Obviously, comic book fans are very vocal online. So how do you go about, when you're constructing the film, deciding what you're going to keep from the comics and what you're doing to develop for the films? 

JOHNS: Well, you can't make everybody happy. You can try, and you should try. But you need to burrow to the center of the purpose is. Why make the movie? Don't make the movie just because Aquaman is a character people know. Who cares? But if you have a story that's worth telling, an emotional story, and then you can dress it up with fun stuff like the Trench and Mera and all these other great elements from the comics that come into this great central story?

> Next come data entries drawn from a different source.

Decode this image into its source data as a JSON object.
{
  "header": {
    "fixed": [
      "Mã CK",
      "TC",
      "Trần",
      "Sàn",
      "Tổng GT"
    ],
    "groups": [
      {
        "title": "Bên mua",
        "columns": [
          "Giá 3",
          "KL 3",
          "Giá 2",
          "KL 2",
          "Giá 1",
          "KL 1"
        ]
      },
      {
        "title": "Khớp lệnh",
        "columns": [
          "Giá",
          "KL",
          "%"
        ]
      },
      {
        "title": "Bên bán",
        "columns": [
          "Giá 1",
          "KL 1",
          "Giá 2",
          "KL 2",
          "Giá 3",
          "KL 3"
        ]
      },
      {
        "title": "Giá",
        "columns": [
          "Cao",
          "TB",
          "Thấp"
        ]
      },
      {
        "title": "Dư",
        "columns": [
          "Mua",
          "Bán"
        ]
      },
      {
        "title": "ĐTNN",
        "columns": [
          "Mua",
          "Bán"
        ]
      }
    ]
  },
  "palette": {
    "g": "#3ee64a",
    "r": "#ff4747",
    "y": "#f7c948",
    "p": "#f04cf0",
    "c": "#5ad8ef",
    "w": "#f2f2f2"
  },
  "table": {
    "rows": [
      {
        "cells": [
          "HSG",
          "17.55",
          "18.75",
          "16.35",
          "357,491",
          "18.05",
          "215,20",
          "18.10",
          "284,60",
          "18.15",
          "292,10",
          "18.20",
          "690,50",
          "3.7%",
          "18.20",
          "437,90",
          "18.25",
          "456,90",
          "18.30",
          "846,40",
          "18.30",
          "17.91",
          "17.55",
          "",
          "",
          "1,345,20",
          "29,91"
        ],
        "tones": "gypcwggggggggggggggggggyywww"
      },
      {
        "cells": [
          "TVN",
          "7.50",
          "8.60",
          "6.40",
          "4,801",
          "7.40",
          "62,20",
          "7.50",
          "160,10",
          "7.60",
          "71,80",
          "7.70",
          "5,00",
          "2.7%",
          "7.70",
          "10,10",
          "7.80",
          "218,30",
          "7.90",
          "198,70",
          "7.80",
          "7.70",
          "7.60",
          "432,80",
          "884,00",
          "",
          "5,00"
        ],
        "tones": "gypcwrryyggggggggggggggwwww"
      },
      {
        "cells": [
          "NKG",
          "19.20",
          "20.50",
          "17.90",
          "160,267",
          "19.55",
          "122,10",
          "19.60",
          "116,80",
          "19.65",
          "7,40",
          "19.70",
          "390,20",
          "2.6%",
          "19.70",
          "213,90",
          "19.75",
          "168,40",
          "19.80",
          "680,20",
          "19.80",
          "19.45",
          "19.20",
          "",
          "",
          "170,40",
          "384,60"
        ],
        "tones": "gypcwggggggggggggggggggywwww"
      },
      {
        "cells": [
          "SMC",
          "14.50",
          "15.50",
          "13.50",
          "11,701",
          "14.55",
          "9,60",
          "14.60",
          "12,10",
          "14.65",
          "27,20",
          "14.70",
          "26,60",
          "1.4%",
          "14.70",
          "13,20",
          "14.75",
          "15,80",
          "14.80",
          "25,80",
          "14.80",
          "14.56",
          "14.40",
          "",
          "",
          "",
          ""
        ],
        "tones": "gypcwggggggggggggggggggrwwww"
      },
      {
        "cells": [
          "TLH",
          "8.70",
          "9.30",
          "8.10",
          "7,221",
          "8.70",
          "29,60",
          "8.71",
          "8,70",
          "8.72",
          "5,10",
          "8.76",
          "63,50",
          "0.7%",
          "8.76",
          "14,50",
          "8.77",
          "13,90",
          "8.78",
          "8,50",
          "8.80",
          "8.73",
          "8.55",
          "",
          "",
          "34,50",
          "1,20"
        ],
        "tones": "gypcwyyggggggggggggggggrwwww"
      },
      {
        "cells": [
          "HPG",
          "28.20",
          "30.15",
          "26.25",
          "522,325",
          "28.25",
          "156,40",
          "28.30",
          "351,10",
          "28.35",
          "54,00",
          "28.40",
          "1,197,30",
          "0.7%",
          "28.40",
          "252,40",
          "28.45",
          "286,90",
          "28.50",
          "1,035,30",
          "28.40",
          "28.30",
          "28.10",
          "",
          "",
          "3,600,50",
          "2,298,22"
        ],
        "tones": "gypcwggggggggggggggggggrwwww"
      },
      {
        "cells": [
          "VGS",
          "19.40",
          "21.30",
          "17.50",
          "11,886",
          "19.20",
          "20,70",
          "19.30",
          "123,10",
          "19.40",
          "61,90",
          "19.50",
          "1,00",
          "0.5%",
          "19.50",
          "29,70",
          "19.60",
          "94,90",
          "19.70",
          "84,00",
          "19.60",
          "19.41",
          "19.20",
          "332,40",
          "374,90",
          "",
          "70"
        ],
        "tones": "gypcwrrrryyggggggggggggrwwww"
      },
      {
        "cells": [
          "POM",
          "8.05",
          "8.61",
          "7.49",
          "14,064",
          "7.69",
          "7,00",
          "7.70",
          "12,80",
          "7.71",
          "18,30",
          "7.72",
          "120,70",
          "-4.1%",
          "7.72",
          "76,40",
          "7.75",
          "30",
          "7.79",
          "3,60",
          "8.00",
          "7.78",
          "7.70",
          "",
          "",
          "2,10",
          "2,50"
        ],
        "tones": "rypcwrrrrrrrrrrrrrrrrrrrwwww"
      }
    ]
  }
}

That's what you do. There's some Aquaman fans that probably love certain characters or aspects of the character that aren't in the movie and they wish they were, but the trick is to just be diligent about why you put certain things in there.

BEALL: I agree, and one of the early things we talked about is, if you stripped the intellectual property away is it a great story?

JOHNS: If you called this The Man From Atlantis...

BEALL: What did we call it? Ahab.

JOHNS: That was our code word. Not so creative. We could've gone for like, The Desert Sparrow or something.

BEALL: But I also think it's like fantasy football. The fanboys being able to grouse and compare notes online, that's all part of it. This thing belongs to everybody now. Watching it last night on the big screen, when I was kid I loved Mike Hodges' Flash Gordon. Loved it. And I still think it holds up. Our Aquaman has a lot of that energy.

LESLIE: You were saying that you can't please everybody. But I feel sometimes with adapting properties, you can't be afraid of the property. You have to love the property. I think everyone involved with this project loved the property. They love Aquaman, and the love of Aquaman is on the screen. You're going to get to see Aquaman ride a seahorse in this movie. There's a cynical version where it's like, "Whoa, you could never have Aquaman ride a seahorse. It'd be too corny and dumb."

JOHNS: Yeah, there is a super grounded version of Aquaman that I don't want to see.

LESLIE: And even if you're an Aquaman who didn't get to see everyhting you wanted to see, it wasn't the version you wanted to see, you can see the love of the thing that you love.

JOHNS: There are more quote-unquote new fans of Aquaman now than there were old fans. Jason and James and everybody who worked on this has helped introduce Aquaman to people who have never heard of him. I guarantee you his fans, the people who know his story, have gone up way higher than the fans that did know his story. His classic story, now people know that his mom is a queen of Atlantis and his dad's a lighthouse keeper. That's his story now.